– Most exporting small and medium-sized enterprises (SMEs) report no improvement in their exports, with 27% reporting a decline in export sales over the quarter and 47% reporting no change.
– Only 26% of exporting SMEs saw their export sales increase.
– The picture for future orders is even bleaker, with 28% reporting a decrease and 24% an increase.
– The top three cost pressures for exporting SMEs are energy (72%), labour (67%) and raw materials (61%).
A survey of more than 2,300 UK SME exporters has revealed that UK foreign trade continues to languish as the global economy enters another difficult year.
More exporting SMEs reported a fall in export sales (27%) than an increase (26%).
Just over a third of exporting SMEs (36%) expect profitability to increase over the next 12 months, while an almost equal number (35%) expect it to decrease.
The BCC’s Quarterly Business Confidence Outlook for Q4 2022 also showed that exporting SMEs’ operating margins remain squeezed, with 64% planning to increase their prices.
The top three cost pressures continue to dominate, with utilities, labour costs and raw materials again the main concerns for exporters.
William Bain, head of trade policy at the British Chambers of Commerce, reacted to the findings:
“Last autumn the World Trade Organisation forecast world trade growth of just 1% in 2023, down from 3% in 2022. This creates huge headwinds for small UK businesses that have been hit by pandemic, Brexit and energy price shocks.
“The sudden full reopening of China could also create further turbulence in the supply chain this year, if the Covid pandemic continues to impact on economic health and output.
“Against this backdrop, it could be some time before the global shipping and trading systems return to near normalcy.
“The UK government cannot afford to sit back and do nothing as we head into such uncertain trading conditions.
“It must throw a lifeline to our struggling exporters who are desperately trying to keep their heads above water.
“Despite the much welcomed recent progress on data sharing, the unresolved Northern Ireland protocol situation continues to influence the UK’s relationship with the EU and the US.

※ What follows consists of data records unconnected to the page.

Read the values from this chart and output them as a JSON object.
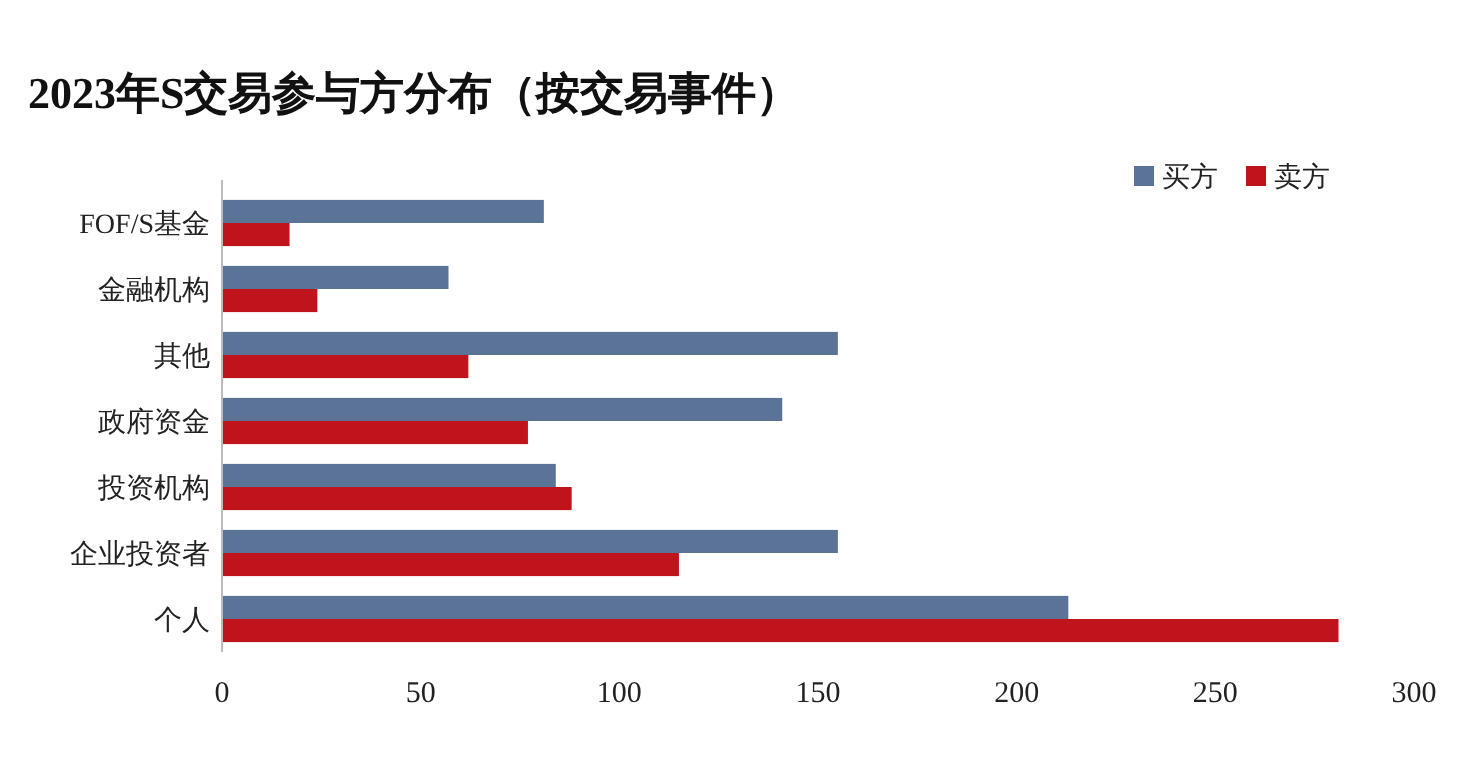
{
  "chart_data": {
    "type": "bar",
    "orientation": "horizontal",
    "title": "2023年S交易参与方分布（按交易事件）",
    "categories": [
      "FOF/S基金",
      "金融机构",
      "其他",
      "政府资金",
      "投资机构",
      "企业投资者",
      "个人"
    ],
    "series": [
      {
        "name": "买方",
        "color": "#5a7396",
        "values": [
          81,
          57,
          155,
          141,
          84,
          155,
          213
        ]
      },
      {
        "name": "卖方",
        "color": "#c0141c",
        "values": [
          17,
          24,
          62,
          77,
          88,
          115,
          281
        ]
      }
    ],
    "xlim": [
      0,
      300
    ],
    "xticks": [
      0,
      50,
      100,
      150,
      200,
      250,
      300
    ],
    "grid": false,
    "legend": "top right"
  }
}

“Resolving the remaining protocol issues paves the way for potential benefits for UK businesses in the east and west directions, as well as for Northern Ireland.
“Outside the EU, the US is our largest trading partner and the one of most interest to BCC members, but free trade negotiations have stalled.
“As the anniversary of the Good Friday Agreement approaches, the UK has a golden opportunity to transform its trading relationship with its two biggest export markets in one fell swoop.
“Other measures the government should consider include providing effective end-to-end trade finance and setting up a trade accelerator – working with our global network to help businesses enter new markets and maximise their sales.”